As the impacts of the pandemic have come into sharper focus, revenue predictions changed, with most states estimating a revenue shortfall in FY 2021. As a result, state governments have started to make a number of changes in order to try to close these budget shortfalls. Arkansas reduced its FY 2020 budget for the state corrections division by $17.5 million, close to 5%. Washington’s corrections department proposed a range of policy changes to reduce the budget, including limiting incarceration for some crimes and expanding availability of earned time.
When states find it necessary to make significant changes to their budgets, whether due to a financial crisis like the Great Recession or, more recently, the coronavirus pandemic, there are a number of policy options. Those options can be fiscally beneficial while still ensuring public safety and encouraging successful outcomes for individuals involved with the justice system.
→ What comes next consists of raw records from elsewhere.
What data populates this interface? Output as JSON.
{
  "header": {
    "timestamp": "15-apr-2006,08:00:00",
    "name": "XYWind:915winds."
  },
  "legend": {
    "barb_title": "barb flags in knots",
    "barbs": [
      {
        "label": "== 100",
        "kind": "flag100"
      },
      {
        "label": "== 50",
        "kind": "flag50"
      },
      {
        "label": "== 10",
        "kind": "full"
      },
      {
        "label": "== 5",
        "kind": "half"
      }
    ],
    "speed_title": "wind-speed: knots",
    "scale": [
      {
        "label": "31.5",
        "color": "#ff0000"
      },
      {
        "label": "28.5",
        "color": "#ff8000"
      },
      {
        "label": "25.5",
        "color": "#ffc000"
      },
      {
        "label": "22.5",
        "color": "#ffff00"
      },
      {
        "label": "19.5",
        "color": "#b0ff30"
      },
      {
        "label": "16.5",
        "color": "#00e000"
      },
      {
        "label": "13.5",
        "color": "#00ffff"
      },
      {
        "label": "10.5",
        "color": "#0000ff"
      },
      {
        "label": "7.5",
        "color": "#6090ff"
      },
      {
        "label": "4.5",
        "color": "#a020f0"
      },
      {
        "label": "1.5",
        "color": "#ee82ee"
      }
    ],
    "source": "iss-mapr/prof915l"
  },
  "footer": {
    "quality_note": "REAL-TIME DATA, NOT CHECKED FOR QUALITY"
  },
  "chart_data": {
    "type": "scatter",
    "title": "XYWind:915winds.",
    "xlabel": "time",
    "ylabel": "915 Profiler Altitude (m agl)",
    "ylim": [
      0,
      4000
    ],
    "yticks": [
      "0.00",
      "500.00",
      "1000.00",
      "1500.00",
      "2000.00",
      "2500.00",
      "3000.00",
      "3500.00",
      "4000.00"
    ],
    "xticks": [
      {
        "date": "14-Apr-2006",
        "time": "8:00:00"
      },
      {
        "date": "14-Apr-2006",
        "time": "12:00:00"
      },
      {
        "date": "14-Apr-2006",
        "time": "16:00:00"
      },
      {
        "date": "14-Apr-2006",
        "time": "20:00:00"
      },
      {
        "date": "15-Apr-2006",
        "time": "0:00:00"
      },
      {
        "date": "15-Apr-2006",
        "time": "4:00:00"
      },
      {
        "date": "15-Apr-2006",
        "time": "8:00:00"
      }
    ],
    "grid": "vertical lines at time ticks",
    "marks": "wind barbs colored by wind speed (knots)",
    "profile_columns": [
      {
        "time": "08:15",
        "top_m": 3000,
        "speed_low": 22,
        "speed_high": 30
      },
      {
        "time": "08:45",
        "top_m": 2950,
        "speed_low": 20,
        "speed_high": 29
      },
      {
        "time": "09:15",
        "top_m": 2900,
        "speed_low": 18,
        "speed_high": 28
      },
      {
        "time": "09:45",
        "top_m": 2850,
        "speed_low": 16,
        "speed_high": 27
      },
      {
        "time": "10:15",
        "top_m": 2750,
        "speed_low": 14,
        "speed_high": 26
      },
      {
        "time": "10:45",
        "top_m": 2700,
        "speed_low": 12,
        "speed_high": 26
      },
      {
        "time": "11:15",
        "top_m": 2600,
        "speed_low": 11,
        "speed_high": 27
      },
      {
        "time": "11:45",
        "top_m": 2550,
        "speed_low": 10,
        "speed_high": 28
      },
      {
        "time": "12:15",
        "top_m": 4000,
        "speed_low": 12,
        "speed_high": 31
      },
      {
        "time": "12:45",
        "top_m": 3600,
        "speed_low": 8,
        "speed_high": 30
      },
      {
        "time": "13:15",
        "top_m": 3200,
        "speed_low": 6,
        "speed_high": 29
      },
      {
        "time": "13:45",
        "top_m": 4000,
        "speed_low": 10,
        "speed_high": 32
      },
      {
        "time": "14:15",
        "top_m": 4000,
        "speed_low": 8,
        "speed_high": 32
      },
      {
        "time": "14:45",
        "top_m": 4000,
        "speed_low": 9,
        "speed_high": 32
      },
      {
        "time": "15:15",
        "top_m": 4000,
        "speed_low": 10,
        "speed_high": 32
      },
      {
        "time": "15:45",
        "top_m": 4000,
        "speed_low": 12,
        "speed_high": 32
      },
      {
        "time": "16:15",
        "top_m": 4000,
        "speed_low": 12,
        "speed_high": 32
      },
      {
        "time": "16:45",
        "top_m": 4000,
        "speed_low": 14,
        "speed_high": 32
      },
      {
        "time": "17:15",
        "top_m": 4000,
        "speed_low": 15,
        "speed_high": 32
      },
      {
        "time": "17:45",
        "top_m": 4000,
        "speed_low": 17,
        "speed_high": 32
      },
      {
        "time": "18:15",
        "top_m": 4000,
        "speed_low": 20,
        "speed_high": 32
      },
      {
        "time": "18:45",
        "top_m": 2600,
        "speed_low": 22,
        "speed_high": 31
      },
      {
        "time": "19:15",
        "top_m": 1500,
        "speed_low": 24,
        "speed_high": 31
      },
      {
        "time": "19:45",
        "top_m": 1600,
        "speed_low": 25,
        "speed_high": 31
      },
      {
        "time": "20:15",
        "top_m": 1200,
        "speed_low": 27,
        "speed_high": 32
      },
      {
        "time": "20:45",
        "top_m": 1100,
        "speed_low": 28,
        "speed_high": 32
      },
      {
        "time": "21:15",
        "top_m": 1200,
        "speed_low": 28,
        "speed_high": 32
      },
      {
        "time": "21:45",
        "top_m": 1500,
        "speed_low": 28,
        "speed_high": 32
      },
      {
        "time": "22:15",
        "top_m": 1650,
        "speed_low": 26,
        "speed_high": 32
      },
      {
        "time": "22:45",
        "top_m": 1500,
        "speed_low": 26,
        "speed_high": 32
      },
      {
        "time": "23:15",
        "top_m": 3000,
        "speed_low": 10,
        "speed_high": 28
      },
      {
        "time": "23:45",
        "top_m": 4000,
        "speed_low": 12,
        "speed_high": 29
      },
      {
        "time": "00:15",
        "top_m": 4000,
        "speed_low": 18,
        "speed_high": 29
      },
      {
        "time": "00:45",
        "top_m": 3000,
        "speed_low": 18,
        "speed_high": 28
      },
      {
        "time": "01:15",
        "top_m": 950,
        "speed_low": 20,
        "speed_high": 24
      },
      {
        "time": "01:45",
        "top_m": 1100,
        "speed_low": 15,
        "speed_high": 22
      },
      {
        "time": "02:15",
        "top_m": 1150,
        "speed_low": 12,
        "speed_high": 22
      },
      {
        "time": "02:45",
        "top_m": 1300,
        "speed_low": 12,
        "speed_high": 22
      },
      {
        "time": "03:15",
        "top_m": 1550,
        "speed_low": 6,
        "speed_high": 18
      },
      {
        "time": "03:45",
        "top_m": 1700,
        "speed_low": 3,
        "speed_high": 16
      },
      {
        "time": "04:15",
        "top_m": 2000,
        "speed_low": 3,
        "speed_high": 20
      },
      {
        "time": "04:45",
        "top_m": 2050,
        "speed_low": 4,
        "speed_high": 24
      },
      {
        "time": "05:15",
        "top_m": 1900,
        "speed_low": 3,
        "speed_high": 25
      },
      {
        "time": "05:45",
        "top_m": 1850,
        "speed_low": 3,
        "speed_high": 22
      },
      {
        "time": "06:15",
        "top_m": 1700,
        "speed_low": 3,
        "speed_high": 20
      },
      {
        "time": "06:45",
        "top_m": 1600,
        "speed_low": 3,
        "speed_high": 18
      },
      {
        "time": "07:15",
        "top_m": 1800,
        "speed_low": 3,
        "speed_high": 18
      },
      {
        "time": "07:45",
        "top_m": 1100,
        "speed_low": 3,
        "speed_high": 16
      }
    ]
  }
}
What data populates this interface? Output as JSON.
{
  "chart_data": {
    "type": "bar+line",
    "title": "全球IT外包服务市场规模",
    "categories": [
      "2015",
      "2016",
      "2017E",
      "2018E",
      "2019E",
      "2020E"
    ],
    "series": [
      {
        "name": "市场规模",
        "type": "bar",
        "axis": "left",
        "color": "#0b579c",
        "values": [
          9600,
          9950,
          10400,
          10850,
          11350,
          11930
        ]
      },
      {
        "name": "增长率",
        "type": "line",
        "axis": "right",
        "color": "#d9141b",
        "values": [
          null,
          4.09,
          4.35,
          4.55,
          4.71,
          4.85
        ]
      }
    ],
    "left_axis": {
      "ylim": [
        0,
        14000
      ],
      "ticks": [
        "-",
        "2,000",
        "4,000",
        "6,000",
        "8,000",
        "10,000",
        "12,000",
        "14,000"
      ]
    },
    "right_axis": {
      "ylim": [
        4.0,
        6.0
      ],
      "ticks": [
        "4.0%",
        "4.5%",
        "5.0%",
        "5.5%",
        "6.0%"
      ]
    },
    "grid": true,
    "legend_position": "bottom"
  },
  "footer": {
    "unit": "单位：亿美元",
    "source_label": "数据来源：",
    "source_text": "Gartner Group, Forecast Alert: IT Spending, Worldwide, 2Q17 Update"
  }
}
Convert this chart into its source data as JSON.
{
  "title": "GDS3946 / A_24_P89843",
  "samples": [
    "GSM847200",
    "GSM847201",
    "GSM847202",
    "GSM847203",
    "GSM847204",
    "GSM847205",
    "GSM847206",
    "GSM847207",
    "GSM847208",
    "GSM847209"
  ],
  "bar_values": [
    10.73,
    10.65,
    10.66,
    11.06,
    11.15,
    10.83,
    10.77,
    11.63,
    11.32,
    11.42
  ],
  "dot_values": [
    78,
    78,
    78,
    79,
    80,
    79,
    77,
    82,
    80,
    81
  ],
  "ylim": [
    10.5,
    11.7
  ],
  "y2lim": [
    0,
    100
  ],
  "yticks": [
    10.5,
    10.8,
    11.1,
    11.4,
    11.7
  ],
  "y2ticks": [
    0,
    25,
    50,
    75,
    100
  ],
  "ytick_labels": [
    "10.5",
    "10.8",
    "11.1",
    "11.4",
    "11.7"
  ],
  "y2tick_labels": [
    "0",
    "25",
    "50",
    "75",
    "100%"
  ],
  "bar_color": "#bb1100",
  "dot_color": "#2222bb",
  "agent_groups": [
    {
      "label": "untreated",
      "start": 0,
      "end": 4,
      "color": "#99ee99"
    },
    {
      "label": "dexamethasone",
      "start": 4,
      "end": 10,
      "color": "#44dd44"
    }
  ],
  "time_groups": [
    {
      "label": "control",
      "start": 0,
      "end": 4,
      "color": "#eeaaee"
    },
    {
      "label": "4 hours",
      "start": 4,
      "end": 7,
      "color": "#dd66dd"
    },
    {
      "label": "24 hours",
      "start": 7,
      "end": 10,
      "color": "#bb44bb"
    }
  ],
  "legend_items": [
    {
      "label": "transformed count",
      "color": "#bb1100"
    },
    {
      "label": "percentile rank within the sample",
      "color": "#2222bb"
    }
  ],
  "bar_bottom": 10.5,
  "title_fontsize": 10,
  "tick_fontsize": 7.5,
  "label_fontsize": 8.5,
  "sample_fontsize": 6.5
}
Incarcerating people in prisons and jails is one of the most expensive portions of criminal justice budgets. One estimate is that nearly 9 out of every 10 state dollars spent on corrections supports incarceration expenses. There are a range of policy levers that can reduce the number of people incarcerated, thereby contributing to reduced costs. Examples of the changes that can most impact corrections budgets include policies that can reduce admissions and shorten lengths of stay during incarceration.
Additional briefs in this series will explore the budgetary impacts of specific changes to criminal justice policy.
- Changes to sentencing policies that reduce the number of people sentenced to incarceration.
- Removing mandatory prison sentences.
Establishing a presumption of probation.
Legislative changes in Louisiana included reducing the use of prison for nonviolent offenses, resulting in a 26% reduction in the number of people incarcerated for drug offenses and a 22% reduction for property offenses.
- Redefining penalty ranges that differentiate what constitutes a felony, a misdemeanor and a violation.
Shorten Length of Stay
- Creating and increasing use of "earned" and "good" time policies.
- Implementing "second look" pretrial release review hearings.
- Changes to parole that increase the number of people eligible for release prior to the expiration of their sentence.
- Establishing a presumption of parole.
- Relaxing minimum time-served requirements.
- Creating and using medical and geriatric parole.
Reduce Revocations of Community Supervision for Rule Violations
- Changes to supervision rule violation (technical violation) responses to reduce the use of and pathways to incarceration.
- Limiting arrest and incarceration prior to revocation hearings.
- Limit the use of, and capping the length of, incarceration.
Directing the use of non-prison sanctions.
Idaho avoided over $21 million in potential costs by reducing prison beds being used between July 2014 and February 2018. This followed legislation establishing a limited supervision program and a matrix of swift, certain and graduated sanctions, among other charges.
This report was prepared under a partnership project of the National Conference of State Legislatures’ Criminal Justice Program in Denver and The Pew Charitable Trusts’ public safety performance project, Washington, D.C.